Sea Creature Feature of the Week: American Horseshoe Crab

SCIENCE | This marine creature is common throughout the East Coast’s beaches during summertime. The horseshoe crab, which is not a true crab, is more closely linked to spiders since it belongs to the subphylum Chelicerata. From May to June, the largest spawning aggregations occur in the Delaware Bay.

The horseshoe crab has ten eyes that it may utilize to find partners as well as detect light. The tail, also known as the telson, permits them to steer and turn themselves upright if they get upside down. This species seems to be dangerous, yet it is not. These crabs, like other crabs, shed their exoskeleton, but these guys construct a new, bigger structure inside the old one.

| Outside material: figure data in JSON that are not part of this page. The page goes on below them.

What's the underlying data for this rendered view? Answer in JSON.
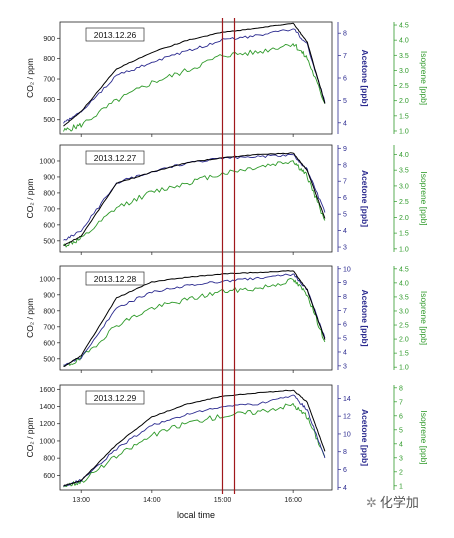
{
  "chart_data": {
    "type": "line",
    "xlabel": "local time",
    "x_tick_labels": [
      "13:00",
      "14:00",
      "15:00",
      "16:00"
    ],
    "x_range_hours": [
      12.7,
      16.55
    ],
    "x_ticks_hours": [
      13,
      14,
      15,
      16
    ],
    "markers": [
      15.0,
      15.17
    ],
    "marker_color": "#a0181c",
    "left_axis_label": "CO₂ / ppm",
    "acetone_axis_label": "Acetone [ppb]",
    "isoprene_axis_label": "Isoprene [ppb]",
    "colors": {
      "co2": "#000000",
      "acetone": "#2b2a8f",
      "isoprene": "#2f9a2a"
    },
    "panels": [
      {
        "date": "2013.12.26",
        "co2_ylim": [
          430,
          980
        ],
        "co2_ticks": [
          500,
          600,
          700,
          800,
          900
        ],
        "acetone_ylim": [
          3.5,
          8.5
        ],
        "acetone_ticks": [
          4,
          5,
          6,
          7,
          8
        ],
        "isoprene_ylim": [
          0.9,
          4.6
        ],
        "isoprene_ticks": [
          1.0,
          1.5,
          2.0,
          2.5,
          3.0,
          3.5,
          4.0,
          4.5
        ],
        "series": {
          "co2": {
            "x": [
              12.75,
              13.0,
              13.5,
              14.0,
              14.5,
              15.0,
              15.5,
              16.0,
              16.2,
              16.45
            ],
            "y": [
              470,
              540,
              750,
              830,
              890,
              930,
              950,
              975,
              880,
              580
            ]
          },
          "acetone": {
            "x": [
              12.75,
              13.0,
              13.5,
              14.0,
              14.5,
              15.0,
              15.5,
              16.0,
              16.2,
              16.45
            ],
            "y": [
              4.0,
              4.5,
              6.1,
              6.7,
              7.2,
              7.7,
              7.9,
              8.2,
              7.5,
              4.9
            ]
          },
          "isoprene": {
            "x": [
              12.75,
              13.0,
              13.5,
              14.0,
              14.5,
              15.0,
              15.5,
              16.0,
              16.2,
              16.45
            ],
            "y": [
              1.0,
              1.2,
              2.0,
              2.6,
              3.0,
              3.5,
              3.6,
              3.9,
              3.4,
              1.9
            ]
          }
        }
      },
      {
        "date": "2013.12.27",
        "co2_ylim": [
          430,
          1100
        ],
        "co2_ticks": [
          500,
          600,
          700,
          800,
          900,
          1000
        ],
        "acetone_ylim": [
          2.7,
          9.2
        ],
        "acetone_ticks": [
          3,
          4,
          5,
          6,
          7,
          8,
          9
        ],
        "isoprene_ylim": [
          0.9,
          4.3
        ],
        "isoprene_ticks": [
          1.0,
          1.5,
          2.0,
          2.5,
          3.0,
          3.5,
          4.0
        ],
        "series": {
          "co2": {
            "x": [
              12.75,
              13.0,
              13.5,
              14.0,
              14.5,
              15.0,
              15.5,
              16.0,
              16.2,
              16.45
            ],
            "y": [
              470,
              530,
              860,
              930,
              990,
              1020,
              1040,
              1050,
              940,
              640
            ]
          },
          "acetone": {
            "x": [
              12.75,
              13.0,
              13.5,
              14.0,
              14.5,
              15.0,
              15.5,
              16.0,
              16.2,
              16.45
            ],
            "y": [
              3.4,
              4.0,
              6.9,
              7.6,
              8.1,
              8.4,
              8.5,
              8.6,
              7.7,
              5.1
            ]
          },
          "isoprene": {
            "x": [
              12.75,
              13.0,
              13.5,
              14.0,
              14.5,
              15.0,
              15.5,
              16.0,
              16.2,
              16.45
            ],
            "y": [
              1.1,
              1.3,
              2.3,
              2.8,
              3.1,
              3.4,
              3.6,
              3.8,
              3.3,
              1.9
            ]
          }
        }
      },
      {
        "date": "2013.12.28",
        "co2_ylim": [
          430,
          1080
        ],
        "co2_ticks": [
          500,
          600,
          700,
          800,
          900,
          1000
        ],
        "acetone_ylim": [
          2.7,
          10.2
        ],
        "acetone_ticks": [
          3,
          4,
          5,
          6,
          7,
          8,
          9,
          10
        ],
        "isoprene_ylim": [
          0.9,
          4.6
        ],
        "isoprene_ticks": [
          1.0,
          1.5,
          2.0,
          2.5,
          3.0,
          3.5,
          4.0,
          4.5
        ],
        "series": {
          "co2": {
            "x": [
              12.75,
              13.0,
              13.5,
              14.0,
              14.5,
              15.0,
              15.5,
              16.0,
              16.2,
              16.45
            ],
            "y": [
              450,
              520,
              880,
              980,
              1010,
              1030,
              1040,
              1050,
              930,
              620
            ]
          },
          "acetone": {
            "x": [
              12.75,
              13.0,
              13.5,
              14.0,
              14.5,
              15.0,
              15.5,
              16.0,
              16.2,
              16.45
            ],
            "y": [
              3.0,
              3.6,
              7.2,
              8.3,
              8.8,
              9.1,
              9.3,
              9.6,
              8.5,
              5.0
            ]
          },
          "isoprene": {
            "x": [
              12.75,
              13.0,
              13.5,
              14.0,
              14.5,
              15.0,
              15.5,
              16.0,
              16.2,
              16.45
            ],
            "y": [
              1.0,
              1.3,
              2.5,
              3.1,
              3.4,
              3.7,
              3.8,
              4.1,
              3.6,
              1.9
            ]
          }
        }
      },
      {
        "date": "2013.12.29",
        "co2_ylim": [
          430,
          1650
        ],
        "co2_ticks": [
          600,
          800,
          1000,
          1200,
          1400,
          1600
        ],
        "acetone_ylim": [
          3.7,
          15.5
        ],
        "acetone_ticks": [
          4,
          6,
          8,
          10,
          12,
          14
        ],
        "isoprene_ylim": [
          0.7,
          8.2
        ],
        "isoprene_ticks": [
          1,
          2,
          3,
          4,
          5,
          6,
          7,
          8
        ],
        "series": {
          "co2": {
            "x": [
              12.75,
              13.0,
              13.5,
              14.0,
              14.5,
              15.0,
              15.5,
              16.0,
              16.2,
              16.45
            ],
            "y": [
              480,
              540,
              960,
              1280,
              1430,
              1520,
              1560,
              1590,
              1450,
              880
            ]
          },
          "acetone": {
            "x": [
              12.75,
              13.0,
              13.5,
              14.0,
              14.5,
              15.0,
              15.5,
              16.0,
              16.2,
              16.45
            ],
            "y": [
              4.2,
              4.8,
              8.3,
              11.0,
              12.2,
              13.0,
              13.4,
              14.3,
              12.7,
              7.3
            ]
          },
          "isoprene": {
            "x": [
              12.75,
              13.0,
              13.5,
              14.0,
              14.5,
              15.0,
              15.5,
              16.0,
              16.2,
              16.45
            ],
            "y": [
              1.0,
              1.3,
              3.1,
              4.6,
              5.5,
              6.0,
              6.3,
              6.8,
              5.9,
              3.1
            ]
          }
        }
      }
    ]
  },
  "watermark": {
    "icon": "recycle-icon",
    "text": "化学加"
  }
}
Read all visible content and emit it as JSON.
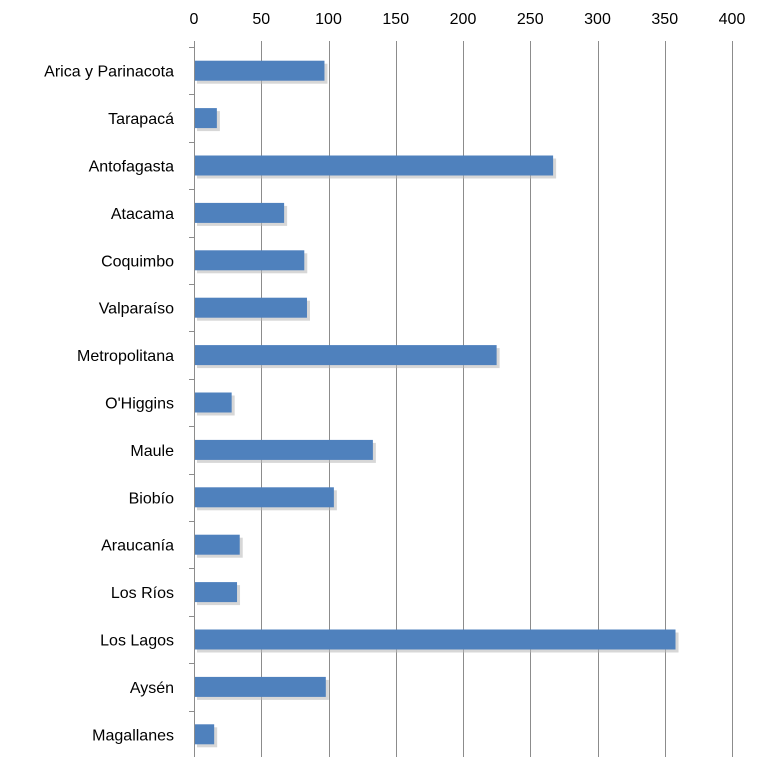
{
  "chart_data": {
    "type": "bar",
    "orientation": "horizontal",
    "title": "",
    "xlabel": "",
    "ylabel": "",
    "xlim": [
      0,
      400
    ],
    "x_ticks": [
      0,
      50,
      100,
      150,
      200,
      250,
      300,
      350,
      400
    ],
    "x_axis_position": "top",
    "grid": true,
    "legend": "none",
    "bar_color": "#4F81BD",
    "categories": [
      "Arica y Parinacota",
      "Tarapacá",
      "Antofagasta",
      "Atacama",
      "Coquimbo",
      "Valparaíso",
      "Metropolitana",
      "O'Higgins",
      "Maule",
      "Biobío",
      "Araucanía",
      "Los Ríos",
      "Los Lagos",
      "Aysén",
      "Magallanes"
    ],
    "values": [
      97,
      17,
      267,
      67,
      82,
      84,
      225,
      28,
      133,
      104,
      34,
      32,
      358,
      98,
      15
    ]
  }
}
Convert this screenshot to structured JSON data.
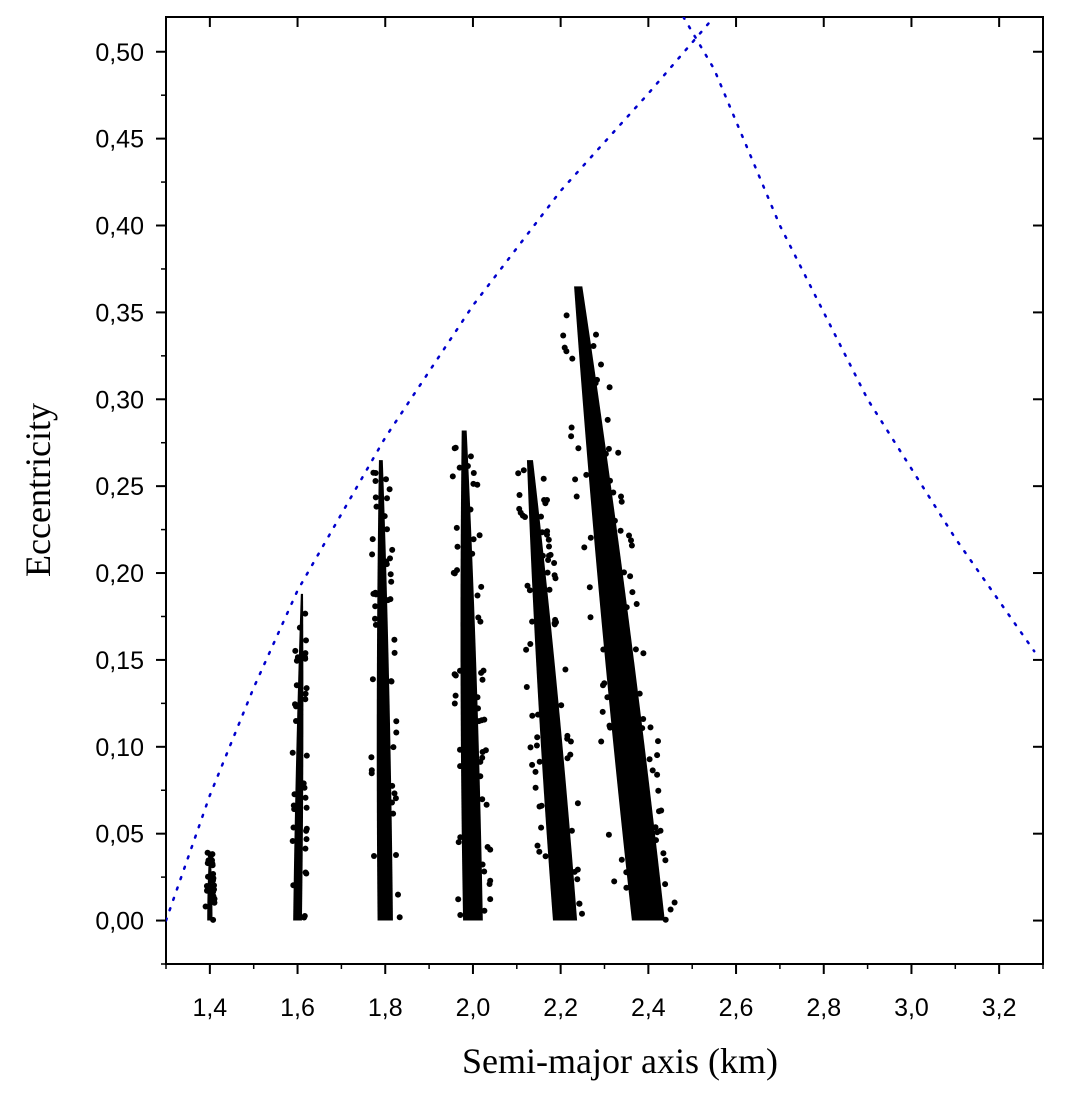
{
  "chart_data": {
    "type": "scatter",
    "title": "",
    "xlabel": "Semi-major axis (km)",
    "ylabel": "Eccentricity",
    "xlim": [
      1.3,
      3.3
    ],
    "ylim": [
      -0.025,
      0.52
    ],
    "x_ticks": [
      1.4,
      1.6,
      1.8,
      2.0,
      2.2,
      2.4,
      2.6,
      2.8,
      3.0,
      3.2
    ],
    "x_tick_labels": [
      "1,4",
      "1,6",
      "1,8",
      "2,0",
      "2,2",
      "2,4",
      "2,6",
      "2,8",
      "3,0",
      "3,2"
    ],
    "y_ticks": [
      0.0,
      0.05,
      0.1,
      0.15,
      0.2,
      0.25,
      0.3,
      0.35,
      0.4,
      0.45,
      0.5
    ],
    "y_tick_labels": [
      "0,00",
      "0,05",
      "0,10",
      "0,15",
      "0,20",
      "0,25",
      "0,30",
      "0,35",
      "0,40",
      "0,45",
      "0,50"
    ],
    "grid": false,
    "legend": "none",
    "colors": {
      "points": "#000000",
      "curves": "#0000cc",
      "axes": "#000000"
    },
    "clusters": [
      {
        "a_base": 1.4,
        "a_top": 1.4,
        "width": 0.012,
        "e_max": 0.04
      },
      {
        "a_base": 1.6,
        "a_top": 1.61,
        "width": 0.02,
        "e_max": 0.188
      },
      {
        "a_base": 1.8,
        "a_top": 1.79,
        "width": 0.035,
        "e_max": 0.265
      },
      {
        "a_base": 2.0,
        "a_top": 1.98,
        "width": 0.045,
        "e_max": 0.282
      },
      {
        "a_base": 2.21,
        "a_top": 2.13,
        "width": 0.055,
        "e_max": 0.265
      },
      {
        "a_base": 2.4,
        "a_top": 2.24,
        "width": 0.075,
        "e_max": 0.365
      }
    ],
    "boundary_curves": [
      {
        "points": [
          [
            1.3,
            0.0
          ],
          [
            1.4,
            0.072
          ],
          [
            1.5,
            0.134
          ],
          [
            1.6,
            0.19
          ],
          [
            1.8,
            0.278
          ],
          [
            2.0,
            0.354
          ],
          [
            2.2,
            0.42
          ],
          [
            2.4,
            0.476
          ],
          [
            2.55,
            0.52
          ]
        ]
      },
      {
        "points": [
          [
            2.48,
            0.52
          ],
          [
            2.55,
            0.49
          ],
          [
            2.7,
            0.4
          ],
          [
            2.9,
            0.3
          ],
          [
            3.1,
            0.22
          ],
          [
            3.28,
            0.155
          ]
        ]
      }
    ]
  }
}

Horseshoe crabs inhabited the seafloors more than 200 million years before dinosaurs, earning them the nickname “living fossils.” This species has a unique feature regarding its blood. Their blood, unlike that of most mammals and other creatures, is iron-free. Horseshoe crab blood is blue and rich in copper compounds, and it is used in a variety of medical research. Fortunately, many of the crabs are not harmed by this.

The IUCN Red List has listed the American Horseshoe crab, Limulus polyphemus, as vulnerable in 2016, with the population trend declining. Horseshoe crabs are exposed to impacts from fishing and harvesting of aquatic resources, ecosystem modifications, and climate change that has caused habitat shifting and alteration.

In order to raise awareness about horseshoe crab for conservation efforts, I have witnessed beachgoers pick up the crabs out of the water, toss them as far as they could, take photographs, and more. These acts can harm the creatures, so if you come into contact with them, please leave them in their habitat. This applies to all animals since not only are you harming them, but they may also hurt you.